Soon, construction of a chapel to house the young congregation was underway on the northeast corner of Sherbrook Street and Pacific Avenue. By the beginning of December in 1892, the building was fully enclosed and the congregation was furnishing the interior. The first service was held on Christmas, which fell on a Sunday that year. It was a small chapel: a wooden building, twenty-eight feet by fifty-four feet, along with a 300 square foot annex to serve as an auxiliary meeting room. It was plainly furnished and could seat 250 people. An appeal to American Unitarian churches raised $1,284, just $16 short of the mortgage, which was settled before the congregation occupied the building.
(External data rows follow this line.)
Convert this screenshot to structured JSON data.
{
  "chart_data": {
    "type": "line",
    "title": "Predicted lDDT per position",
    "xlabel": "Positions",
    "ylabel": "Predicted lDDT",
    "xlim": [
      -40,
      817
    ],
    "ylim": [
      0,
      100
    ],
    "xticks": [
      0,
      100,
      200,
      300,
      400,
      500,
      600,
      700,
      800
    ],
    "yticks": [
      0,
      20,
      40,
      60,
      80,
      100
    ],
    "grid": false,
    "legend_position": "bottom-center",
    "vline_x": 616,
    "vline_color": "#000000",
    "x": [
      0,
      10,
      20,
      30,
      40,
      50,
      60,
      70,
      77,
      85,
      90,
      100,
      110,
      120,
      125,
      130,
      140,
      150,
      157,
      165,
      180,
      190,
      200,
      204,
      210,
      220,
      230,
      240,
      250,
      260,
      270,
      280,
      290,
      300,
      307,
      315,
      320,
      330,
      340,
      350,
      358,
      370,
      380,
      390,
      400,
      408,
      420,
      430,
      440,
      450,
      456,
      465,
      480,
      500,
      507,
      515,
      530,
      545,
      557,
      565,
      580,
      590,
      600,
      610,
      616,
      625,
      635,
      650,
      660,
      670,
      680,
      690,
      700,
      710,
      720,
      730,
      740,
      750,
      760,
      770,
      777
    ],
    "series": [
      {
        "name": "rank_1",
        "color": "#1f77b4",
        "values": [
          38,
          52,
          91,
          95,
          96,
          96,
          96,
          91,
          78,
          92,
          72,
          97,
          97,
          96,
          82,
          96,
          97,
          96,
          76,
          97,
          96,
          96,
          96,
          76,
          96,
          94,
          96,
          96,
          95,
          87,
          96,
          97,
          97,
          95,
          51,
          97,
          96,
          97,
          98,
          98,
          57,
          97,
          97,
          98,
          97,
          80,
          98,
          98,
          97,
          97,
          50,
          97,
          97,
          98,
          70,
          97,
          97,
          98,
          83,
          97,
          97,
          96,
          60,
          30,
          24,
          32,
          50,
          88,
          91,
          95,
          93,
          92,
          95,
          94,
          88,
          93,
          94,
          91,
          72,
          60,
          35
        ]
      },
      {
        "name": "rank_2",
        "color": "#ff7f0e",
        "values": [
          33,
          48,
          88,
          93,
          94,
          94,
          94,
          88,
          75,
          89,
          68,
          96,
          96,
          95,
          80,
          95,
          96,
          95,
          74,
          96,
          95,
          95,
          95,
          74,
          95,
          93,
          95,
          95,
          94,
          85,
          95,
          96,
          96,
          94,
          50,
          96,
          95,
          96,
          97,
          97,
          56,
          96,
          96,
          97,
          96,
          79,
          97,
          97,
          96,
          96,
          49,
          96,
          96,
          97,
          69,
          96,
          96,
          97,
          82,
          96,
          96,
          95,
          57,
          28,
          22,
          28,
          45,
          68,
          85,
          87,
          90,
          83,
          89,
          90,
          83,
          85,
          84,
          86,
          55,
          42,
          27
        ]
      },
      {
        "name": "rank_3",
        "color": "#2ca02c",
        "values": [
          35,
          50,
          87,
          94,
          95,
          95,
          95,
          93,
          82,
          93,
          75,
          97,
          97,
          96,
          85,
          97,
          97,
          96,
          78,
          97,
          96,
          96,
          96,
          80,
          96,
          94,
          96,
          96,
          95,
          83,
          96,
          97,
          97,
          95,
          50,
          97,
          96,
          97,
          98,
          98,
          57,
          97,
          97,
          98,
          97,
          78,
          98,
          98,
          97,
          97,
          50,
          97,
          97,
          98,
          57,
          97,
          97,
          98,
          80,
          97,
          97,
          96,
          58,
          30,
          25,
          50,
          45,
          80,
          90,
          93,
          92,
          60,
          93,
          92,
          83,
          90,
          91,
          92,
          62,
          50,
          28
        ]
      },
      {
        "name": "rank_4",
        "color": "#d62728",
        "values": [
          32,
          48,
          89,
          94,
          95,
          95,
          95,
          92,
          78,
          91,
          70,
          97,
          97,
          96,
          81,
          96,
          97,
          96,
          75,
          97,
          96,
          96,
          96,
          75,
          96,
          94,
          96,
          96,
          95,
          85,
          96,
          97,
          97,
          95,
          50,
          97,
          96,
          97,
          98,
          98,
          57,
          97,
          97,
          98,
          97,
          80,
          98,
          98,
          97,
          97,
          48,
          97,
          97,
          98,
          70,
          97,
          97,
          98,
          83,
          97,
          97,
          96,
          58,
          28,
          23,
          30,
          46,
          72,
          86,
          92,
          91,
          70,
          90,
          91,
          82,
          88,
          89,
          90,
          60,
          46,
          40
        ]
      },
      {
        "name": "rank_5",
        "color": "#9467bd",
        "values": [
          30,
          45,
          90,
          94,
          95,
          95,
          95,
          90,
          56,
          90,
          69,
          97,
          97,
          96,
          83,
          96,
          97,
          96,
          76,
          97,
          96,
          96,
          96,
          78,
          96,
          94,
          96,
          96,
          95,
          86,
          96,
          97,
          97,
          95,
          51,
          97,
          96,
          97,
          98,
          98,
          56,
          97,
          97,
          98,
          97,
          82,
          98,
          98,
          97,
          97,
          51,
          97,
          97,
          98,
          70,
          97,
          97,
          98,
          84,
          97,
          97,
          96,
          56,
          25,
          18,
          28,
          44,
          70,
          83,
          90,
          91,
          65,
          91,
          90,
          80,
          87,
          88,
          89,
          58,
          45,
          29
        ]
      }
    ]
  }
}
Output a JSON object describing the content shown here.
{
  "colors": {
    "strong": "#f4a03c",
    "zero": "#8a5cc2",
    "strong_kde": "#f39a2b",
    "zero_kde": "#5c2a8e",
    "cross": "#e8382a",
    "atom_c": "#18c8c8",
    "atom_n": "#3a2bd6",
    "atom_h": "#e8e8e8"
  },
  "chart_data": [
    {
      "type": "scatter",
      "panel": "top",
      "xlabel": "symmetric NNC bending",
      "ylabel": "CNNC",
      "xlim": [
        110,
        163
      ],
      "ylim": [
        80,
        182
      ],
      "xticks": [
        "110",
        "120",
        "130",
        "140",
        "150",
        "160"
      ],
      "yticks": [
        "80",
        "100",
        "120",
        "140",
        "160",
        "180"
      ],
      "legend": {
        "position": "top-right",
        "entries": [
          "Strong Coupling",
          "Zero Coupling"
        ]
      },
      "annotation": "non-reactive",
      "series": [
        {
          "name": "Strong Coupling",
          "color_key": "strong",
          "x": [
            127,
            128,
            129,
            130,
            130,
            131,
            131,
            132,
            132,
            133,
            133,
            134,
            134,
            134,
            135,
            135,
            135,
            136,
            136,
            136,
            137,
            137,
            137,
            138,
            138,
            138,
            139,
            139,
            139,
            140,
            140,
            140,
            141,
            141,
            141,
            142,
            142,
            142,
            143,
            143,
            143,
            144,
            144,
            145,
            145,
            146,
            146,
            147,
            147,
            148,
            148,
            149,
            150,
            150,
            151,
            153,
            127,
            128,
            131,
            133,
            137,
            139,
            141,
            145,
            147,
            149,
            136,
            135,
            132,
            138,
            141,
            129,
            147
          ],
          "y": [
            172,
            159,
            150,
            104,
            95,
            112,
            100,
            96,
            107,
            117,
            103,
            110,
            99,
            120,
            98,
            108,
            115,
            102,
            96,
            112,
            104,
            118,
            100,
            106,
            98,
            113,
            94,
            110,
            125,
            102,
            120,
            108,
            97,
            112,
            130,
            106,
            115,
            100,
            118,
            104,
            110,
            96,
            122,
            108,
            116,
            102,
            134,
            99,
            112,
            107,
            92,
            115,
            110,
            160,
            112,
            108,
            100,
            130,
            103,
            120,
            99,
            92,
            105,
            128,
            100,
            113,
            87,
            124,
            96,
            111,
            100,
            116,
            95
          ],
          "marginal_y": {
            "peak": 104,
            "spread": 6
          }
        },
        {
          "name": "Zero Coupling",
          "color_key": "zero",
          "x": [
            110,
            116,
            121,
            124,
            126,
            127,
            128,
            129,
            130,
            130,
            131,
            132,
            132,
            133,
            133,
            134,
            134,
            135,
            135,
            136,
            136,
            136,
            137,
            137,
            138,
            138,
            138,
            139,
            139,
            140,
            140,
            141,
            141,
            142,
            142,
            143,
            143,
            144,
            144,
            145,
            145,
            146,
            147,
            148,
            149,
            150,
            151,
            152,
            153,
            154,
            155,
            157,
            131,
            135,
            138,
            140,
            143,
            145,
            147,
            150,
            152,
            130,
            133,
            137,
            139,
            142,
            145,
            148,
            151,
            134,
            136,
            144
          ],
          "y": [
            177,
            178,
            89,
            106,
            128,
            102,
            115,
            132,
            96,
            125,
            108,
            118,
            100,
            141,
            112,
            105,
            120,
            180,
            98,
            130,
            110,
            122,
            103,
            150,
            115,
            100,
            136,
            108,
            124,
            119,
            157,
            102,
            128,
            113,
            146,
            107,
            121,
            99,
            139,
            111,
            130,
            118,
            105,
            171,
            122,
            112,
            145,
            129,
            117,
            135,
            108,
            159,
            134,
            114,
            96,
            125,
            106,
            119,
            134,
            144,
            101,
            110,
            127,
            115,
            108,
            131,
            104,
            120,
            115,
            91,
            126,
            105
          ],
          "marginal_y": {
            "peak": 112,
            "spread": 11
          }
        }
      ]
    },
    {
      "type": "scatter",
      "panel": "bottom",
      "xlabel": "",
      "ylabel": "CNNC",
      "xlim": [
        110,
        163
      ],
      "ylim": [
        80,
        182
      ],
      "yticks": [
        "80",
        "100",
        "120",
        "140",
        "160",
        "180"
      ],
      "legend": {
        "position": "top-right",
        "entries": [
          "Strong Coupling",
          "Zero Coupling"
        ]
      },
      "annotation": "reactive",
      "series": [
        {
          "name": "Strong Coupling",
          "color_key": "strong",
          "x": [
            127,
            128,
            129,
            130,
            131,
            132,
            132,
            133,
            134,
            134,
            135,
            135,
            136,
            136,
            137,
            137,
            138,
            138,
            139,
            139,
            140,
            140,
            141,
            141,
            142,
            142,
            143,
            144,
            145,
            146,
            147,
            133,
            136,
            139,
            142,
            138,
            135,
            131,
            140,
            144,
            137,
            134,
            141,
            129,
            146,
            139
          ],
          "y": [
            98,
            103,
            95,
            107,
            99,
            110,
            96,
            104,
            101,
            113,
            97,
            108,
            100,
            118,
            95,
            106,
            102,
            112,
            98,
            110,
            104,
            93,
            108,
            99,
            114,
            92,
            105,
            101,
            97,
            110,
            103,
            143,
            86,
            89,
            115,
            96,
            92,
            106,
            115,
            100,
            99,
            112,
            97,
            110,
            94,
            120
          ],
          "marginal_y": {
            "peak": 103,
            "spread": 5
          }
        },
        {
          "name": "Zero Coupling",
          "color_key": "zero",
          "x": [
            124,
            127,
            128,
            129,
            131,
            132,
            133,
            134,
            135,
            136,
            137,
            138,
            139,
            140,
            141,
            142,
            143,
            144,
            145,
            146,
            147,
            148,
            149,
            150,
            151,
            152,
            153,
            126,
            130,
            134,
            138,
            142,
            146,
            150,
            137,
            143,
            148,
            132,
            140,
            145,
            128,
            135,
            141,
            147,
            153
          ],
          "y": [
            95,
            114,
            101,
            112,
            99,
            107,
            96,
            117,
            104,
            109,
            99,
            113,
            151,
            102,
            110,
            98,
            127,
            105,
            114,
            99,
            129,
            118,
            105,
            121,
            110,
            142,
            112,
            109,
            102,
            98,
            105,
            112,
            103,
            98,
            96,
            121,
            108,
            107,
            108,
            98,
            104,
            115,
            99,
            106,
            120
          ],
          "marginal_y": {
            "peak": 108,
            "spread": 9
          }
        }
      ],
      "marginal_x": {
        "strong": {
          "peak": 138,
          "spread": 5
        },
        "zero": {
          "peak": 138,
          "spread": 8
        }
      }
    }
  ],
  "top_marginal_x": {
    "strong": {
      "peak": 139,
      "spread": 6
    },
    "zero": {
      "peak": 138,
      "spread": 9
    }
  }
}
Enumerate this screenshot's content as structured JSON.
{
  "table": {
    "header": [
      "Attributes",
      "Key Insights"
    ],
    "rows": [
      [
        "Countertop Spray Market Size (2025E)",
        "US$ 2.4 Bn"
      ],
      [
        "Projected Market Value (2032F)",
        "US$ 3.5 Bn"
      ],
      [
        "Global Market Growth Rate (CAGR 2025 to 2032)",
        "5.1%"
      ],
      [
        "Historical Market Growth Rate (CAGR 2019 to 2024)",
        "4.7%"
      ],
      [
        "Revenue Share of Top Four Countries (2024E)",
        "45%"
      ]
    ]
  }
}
Jennie McCaine Peterson (1838-1918)
The new church was christened “Unity Hall” and it was Björn’s and Jennie’s vision that it would be a community centre and not simply a place of worship. It was anticipated that the church would be used for a wide variety of purposes, both sacred and secular. So it was: the Winnipeg Secular Association met regularly at Unity Hall and Jennie often spoke before this group of freethinkers.

Looking back on the early years, we would now say that Björn and Jennie shared the ministry, although it was Björn who could speak directly to this immigrant congregation. However, Jennie preached increasingly for Björn as his health deteriorated during the last year of his life. Björn died a little more than two and a half years after the congregation was founded, but Jennie continued the ministry (assisted by translators) until the middle of 1894, when Rev. Magnús J. Skaptason arrived in Winnipeg to assume the leadership of the fledgling congregation.

Confident that the Unitarianism had been firmly planted among the Icelanders of Winnipeg, Jennie departed for St. Paul and, from there, she eventually made her way back to New England, where she died in 1918 at the age of 80. She kept in touch with former congregants and Björn’s family through faithful and regular correspondence, continuing to advocate for the Icelandic mission for the remainder of her days.

2 comments:

Unknown said...

Thanks Stefan for this great article about my great great grandfather.

Unknown said...

Thanks Stefan for this great article about my great great grandfather.